A nurse is caring for a client who has schizophrenia who consistently does the opposite of what the nurse asks of him. The nurse recognizes this as which of the following alterations in behavior?
- A. Automatic obedience
- B. Waxy flexibility
- C. Negativism
- D. Impaired impulse control
Correct Answer: C
Rationale: The correct answer is C: Negativism. Negativism is a behavior where the client does the opposite of what is asked or expected. In this case, the client with schizophrenia consistently does the opposite of what the nurse asks, which aligns with negativism. Automatic obedience (A) is when a client complies without question, waxy flexibility (B) is characterized by maintaining limbs in the position they are placed in, and impaired impulse control (D) involves difficulty controlling impulses, none of which fit the scenario described.
A home health nurse drives up to the house of her client, who has schizophrenia with manic episodes. The client is sitting on his front porch with a shotgun in his arms. Which of the following actions should the nurse take?
- A. Honk the car horn to get the client's attention.
- B. Calmly speak the client's name out of the car window.

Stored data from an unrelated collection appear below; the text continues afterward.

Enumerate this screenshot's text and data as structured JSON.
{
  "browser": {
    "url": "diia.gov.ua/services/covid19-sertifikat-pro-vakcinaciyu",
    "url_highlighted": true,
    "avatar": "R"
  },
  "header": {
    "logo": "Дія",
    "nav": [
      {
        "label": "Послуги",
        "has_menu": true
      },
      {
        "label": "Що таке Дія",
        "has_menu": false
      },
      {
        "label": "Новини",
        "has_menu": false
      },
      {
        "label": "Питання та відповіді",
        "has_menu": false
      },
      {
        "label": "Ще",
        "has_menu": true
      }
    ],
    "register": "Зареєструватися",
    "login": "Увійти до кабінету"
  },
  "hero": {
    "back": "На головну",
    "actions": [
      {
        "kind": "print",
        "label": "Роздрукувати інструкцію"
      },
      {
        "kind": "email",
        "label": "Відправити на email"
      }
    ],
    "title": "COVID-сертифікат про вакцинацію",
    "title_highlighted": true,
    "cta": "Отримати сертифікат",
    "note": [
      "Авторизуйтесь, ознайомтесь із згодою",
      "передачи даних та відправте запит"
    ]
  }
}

- C. Keep driving in a path that is going away from the client's house.
- D. Stop the car in the client's driveway and call the authorities.
Correct Answer: C
Rationale: Leaving the situation and seeking help from authorities is the safest course of action.
A nurse is caring for a client who has bipolar disorder and is running around the unit asking people to dance with her. Which of the following interventions should the nurse take?
- A. Turn on a dance video so the client can burn off excess energy.
- B. Offer the client a low-calorie snack in return for stopping the behavior.
- C. Walk the client outside and sit with her in the garden area.
- D. Observe the client closely for the development of aggressive behavior.
Correct Answer: C
Rationale: The correct answer is C: Walk the client outside and sit with her in the garden area. This intervention helps the client to redirect their energy in a positive and calming manner. Being outdoors can provide a change of environment, fresh air, and can help the client feel more grounded. It also offers a distraction from the impulsive behavior and promotes relaxation. Turning on a dance video (choice A) may further stimulate the client's behavior rather than calming them down. Offering a snack (choice B) may reinforce the behavior and is not addressing the underlying issue. Observing for aggressive behavior (choice D) is important but does not actively address the client's current behavior.